Да, я ушел не сразу. Не потому, что надеялся на что-то. Разорвать единым махом связующую нить, было ой как не просто. Такое под силу оказалось только вам.
Какое-то время мы пытались делать вид, что изменения ни на что не повлияли. И вы благодарили меня, что я остался по вашу сторону стены. Но разве могло быть иначе? Разве вы могли всерьез думать, что Женя Орехов предаст вас? Но конечно, к вашей благодарности примешивалась изрядная доля снисходительности. Мол, ну куда этот идеалист бы делся? «Он не мог поступить иначе», так кажется, озаглавливают статьи о героях? Само собой, никаким героем я себя не считал. Это было делом моей совести. Когда я заступался за товарищей, коих вы подвергали уничижению, вы недовольно морщились, и переносили свой гнев на меня. А потом, в минуты перемирия, говорили, что моей совести на всех не хватит. И вообще, заступничество – затея неблагодарная. Вы правы. Как не всегда, но как обычно. И теперь-то вашу правоту никто не оспорит.

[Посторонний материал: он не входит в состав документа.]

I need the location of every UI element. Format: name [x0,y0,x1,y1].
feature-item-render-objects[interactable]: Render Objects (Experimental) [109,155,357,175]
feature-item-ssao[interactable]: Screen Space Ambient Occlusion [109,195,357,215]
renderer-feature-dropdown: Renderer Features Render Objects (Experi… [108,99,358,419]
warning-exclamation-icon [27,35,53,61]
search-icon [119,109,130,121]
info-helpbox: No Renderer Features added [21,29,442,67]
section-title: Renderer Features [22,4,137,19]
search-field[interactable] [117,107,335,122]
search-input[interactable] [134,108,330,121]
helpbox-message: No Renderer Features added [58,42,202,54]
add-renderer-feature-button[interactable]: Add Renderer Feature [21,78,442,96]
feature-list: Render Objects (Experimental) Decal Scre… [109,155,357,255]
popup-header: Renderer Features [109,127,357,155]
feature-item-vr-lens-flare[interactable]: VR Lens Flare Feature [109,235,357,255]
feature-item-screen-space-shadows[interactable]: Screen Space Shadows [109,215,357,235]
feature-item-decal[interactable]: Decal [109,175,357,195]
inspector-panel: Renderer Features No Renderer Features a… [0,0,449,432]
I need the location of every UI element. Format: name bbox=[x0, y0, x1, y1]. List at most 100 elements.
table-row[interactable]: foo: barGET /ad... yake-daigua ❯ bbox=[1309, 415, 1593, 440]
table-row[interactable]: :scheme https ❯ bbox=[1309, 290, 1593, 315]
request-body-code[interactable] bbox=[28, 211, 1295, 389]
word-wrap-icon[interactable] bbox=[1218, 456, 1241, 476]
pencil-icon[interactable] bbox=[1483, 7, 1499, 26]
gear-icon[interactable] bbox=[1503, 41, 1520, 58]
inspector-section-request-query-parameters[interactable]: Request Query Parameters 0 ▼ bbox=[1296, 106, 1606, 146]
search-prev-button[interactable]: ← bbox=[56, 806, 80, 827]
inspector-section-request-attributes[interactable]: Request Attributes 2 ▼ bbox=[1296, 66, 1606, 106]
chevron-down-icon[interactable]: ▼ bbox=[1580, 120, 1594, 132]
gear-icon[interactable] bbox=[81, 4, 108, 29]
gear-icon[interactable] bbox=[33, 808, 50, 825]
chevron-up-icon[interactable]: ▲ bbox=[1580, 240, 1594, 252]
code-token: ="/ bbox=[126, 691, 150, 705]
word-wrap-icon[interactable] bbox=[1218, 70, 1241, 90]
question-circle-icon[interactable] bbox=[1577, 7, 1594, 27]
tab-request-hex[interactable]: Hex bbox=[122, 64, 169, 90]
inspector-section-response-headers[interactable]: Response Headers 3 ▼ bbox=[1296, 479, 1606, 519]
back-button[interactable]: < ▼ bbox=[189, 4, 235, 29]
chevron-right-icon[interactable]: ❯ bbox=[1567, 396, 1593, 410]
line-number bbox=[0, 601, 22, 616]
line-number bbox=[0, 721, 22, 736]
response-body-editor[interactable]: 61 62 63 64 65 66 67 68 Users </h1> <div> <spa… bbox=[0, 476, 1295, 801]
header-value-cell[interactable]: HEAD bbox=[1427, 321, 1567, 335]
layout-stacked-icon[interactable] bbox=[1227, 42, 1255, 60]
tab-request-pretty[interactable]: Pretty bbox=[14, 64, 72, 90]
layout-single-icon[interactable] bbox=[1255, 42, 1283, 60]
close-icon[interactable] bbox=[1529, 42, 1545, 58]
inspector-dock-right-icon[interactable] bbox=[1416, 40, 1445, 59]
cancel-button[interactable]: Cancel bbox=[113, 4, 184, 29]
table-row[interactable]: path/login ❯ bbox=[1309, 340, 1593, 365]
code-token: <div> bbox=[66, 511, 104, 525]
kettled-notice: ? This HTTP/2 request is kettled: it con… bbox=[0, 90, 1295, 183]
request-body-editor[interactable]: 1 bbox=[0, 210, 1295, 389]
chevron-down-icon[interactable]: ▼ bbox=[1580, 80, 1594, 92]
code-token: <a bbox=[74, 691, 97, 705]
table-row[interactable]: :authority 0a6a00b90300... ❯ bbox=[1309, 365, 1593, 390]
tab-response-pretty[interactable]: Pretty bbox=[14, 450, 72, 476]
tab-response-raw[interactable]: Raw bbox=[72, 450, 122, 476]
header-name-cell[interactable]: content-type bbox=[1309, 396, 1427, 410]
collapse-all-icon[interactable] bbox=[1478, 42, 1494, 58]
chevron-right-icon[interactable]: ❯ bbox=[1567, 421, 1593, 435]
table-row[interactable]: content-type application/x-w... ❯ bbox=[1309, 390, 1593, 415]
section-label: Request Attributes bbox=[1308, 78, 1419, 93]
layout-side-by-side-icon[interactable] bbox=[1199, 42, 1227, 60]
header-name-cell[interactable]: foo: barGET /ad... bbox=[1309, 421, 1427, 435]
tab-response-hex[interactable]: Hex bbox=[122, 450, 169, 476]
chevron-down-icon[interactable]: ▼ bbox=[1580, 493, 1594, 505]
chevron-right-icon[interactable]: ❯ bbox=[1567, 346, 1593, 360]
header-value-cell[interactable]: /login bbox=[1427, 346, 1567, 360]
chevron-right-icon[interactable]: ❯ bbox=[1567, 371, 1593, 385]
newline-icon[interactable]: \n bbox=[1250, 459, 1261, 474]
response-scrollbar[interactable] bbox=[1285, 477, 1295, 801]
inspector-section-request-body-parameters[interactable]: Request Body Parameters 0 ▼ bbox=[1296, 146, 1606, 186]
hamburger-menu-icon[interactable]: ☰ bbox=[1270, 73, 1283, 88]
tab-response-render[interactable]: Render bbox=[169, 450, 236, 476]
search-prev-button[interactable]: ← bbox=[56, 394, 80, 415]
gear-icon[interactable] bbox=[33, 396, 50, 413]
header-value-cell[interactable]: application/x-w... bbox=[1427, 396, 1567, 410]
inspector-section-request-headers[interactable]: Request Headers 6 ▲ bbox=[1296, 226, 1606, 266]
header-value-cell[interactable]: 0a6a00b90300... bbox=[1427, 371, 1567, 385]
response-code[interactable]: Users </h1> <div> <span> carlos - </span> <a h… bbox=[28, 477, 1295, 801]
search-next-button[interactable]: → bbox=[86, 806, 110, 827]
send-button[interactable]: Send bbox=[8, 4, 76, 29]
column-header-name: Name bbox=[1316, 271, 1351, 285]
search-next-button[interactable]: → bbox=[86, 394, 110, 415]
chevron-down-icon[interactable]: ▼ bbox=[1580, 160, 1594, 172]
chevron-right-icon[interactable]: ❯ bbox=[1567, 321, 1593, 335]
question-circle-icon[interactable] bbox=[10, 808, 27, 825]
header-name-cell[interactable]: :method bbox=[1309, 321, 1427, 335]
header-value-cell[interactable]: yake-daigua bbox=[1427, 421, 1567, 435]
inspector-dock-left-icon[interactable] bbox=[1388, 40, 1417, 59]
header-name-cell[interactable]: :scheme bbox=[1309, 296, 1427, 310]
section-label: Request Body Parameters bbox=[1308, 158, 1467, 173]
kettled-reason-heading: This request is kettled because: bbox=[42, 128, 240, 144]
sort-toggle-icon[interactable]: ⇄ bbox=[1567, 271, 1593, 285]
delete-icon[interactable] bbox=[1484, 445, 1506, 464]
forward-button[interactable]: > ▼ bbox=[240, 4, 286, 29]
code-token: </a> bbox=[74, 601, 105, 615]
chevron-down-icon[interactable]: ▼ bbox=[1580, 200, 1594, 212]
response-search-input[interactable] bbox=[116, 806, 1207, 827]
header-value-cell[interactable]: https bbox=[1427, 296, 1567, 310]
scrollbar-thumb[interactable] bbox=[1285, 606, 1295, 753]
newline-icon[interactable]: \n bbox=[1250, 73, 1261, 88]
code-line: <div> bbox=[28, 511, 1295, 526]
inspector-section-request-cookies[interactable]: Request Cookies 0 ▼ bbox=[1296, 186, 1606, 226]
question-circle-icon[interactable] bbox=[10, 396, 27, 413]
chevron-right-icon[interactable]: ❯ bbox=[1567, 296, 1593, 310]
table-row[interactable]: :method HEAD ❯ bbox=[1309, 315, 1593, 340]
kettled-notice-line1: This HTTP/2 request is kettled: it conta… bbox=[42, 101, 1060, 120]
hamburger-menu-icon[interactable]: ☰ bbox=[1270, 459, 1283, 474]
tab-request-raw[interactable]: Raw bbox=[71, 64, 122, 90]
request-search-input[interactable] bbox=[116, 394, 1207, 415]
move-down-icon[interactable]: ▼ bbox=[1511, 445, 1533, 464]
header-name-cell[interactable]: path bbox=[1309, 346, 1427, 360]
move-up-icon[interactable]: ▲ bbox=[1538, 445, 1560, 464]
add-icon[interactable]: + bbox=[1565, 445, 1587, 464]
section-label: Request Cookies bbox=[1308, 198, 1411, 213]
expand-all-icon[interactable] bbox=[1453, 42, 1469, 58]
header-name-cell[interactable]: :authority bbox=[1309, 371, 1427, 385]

Я не вру, утверждая, что во мне наше время отболело. Остались пресловутые фантомные боли. И они останутся со мной до конца.
Мое заявление вы подписали молча. Словно между нами давно было все кончено, и любые объяснения будут выглядеть глупой комедией. Я не удостоился даже дежурного «до свидания» или «прощай». И уж тем более прочувственных слов о долгой и плодотворной совместной творческой жизни. Снова это была столь ненавистная вам «мерехлюндия».
ДО и ПОСЛЕ – так тривиально разделилась жизнь, едва я закрыл за собой дверь театра.
Я ехал домой, меня пихали и толкали в вагоне метро, но в тот момент это не раздражало. Тогда это был наиболее действенный момент показать, что жизнь все же продолжается.
В пустой квартире я рухнул на диван и тут же заснул. Так бывало после тяжелых спектаклей.
«Как ты?», звонили наперебой друзья, думающие, что лишь театр давал мне силы жить. Но у меня была Дина, девочки, и призвание, еще, как я верил, не исчерпанное до конца.
Потом… я стал официальным летописцем истории вашего театра. Вы делали вид, что моих опусов не читаете, и они вам абсолютно неинтересны. И серьезно их воспринимать вы не можете. «Пусть пишет», отмахивались вы. Иногда иронизируя, иногда злясь. Ведь никто кроме вас, не знал, КАК было на самом деле.
Кто бы из нас не брался за перо, ваша реакция была неизменной. Вы не верили.
При случайной встрече, вы, вместо приветствия, спросили: «Все сочиняешь?». А в одном из интервью, в ответ на очередной вопрос о театре, почти огрызнулись: «А вы у этого спросите!». Корреспондент не понял, о ком речь, но уточнять не рискнул.
Время меняет декорации. Теперь, когда я приближаюсь к конечным главам книги жизни, ловлю себя на том, что думаю о себе в третьем лице. Он был, он есть, его не будет.